Obama doesn’t have the guts? He’ll take the beating? Wuss? That leaves a bad enough mark. But Neville Chamberlain??? I’m stunned.
Unless there have been some new developments that I’ve missed showing without question that Obama has submitted to the conservatives on the health care issue*, I’m not sure what has brought this on. Is it because Obama isn’t touting the public option as aggressively as you perceive we should? But what good will that do at this point? We’re not even close to final legislation yet. Right now, this is going through a laborious process in Congress, where there are many bills floating around, including several proposing the public option. The problem is not the Republicans. It’s the Democratic-run Senate Finance committee, in particular Max Baucus, who is only tangentially a Democrat and is willing to sell his party out in order to get a bill into conference with the least amount of political blood shed. But if it does get through the committee, the House and Senate negotiate in order to draft a bill. This is where we’ll find out, among other things, the fate of the public option. Obama is barely a part of this process, and to put himself out as an uncompromising, outspoken public option proponent would be political suicide.

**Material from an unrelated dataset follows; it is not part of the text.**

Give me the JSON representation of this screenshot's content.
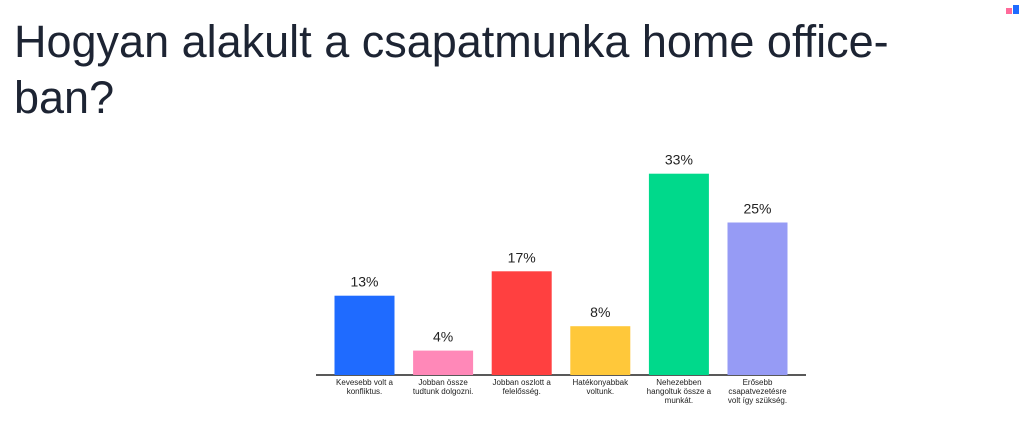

So, let’s just wait until the final bill is on the floor before we wash our hands of Obama. I find it particularly astonishing that people believe Obama is such a dupe he’s clueless as to the Republicans M.O. What he’s doing right now is brilliant. He’s just hanging back and allowing the Republicans to show their true colors. His reasonable tone will only benefit the Democrats once a health care bill is finally drafted. I get that we’re impatient to see the GOP get their come-uppance. But getting potentially historic legislation passed without a hitch is more in the country’s best interests.
*Anonymous sources don’t count.
Kris, I agree with you: Kane’s comments are over the top. The fact is that liberalism can become a doctrine, and when liberals become doctrinaire, they are no longer liberals.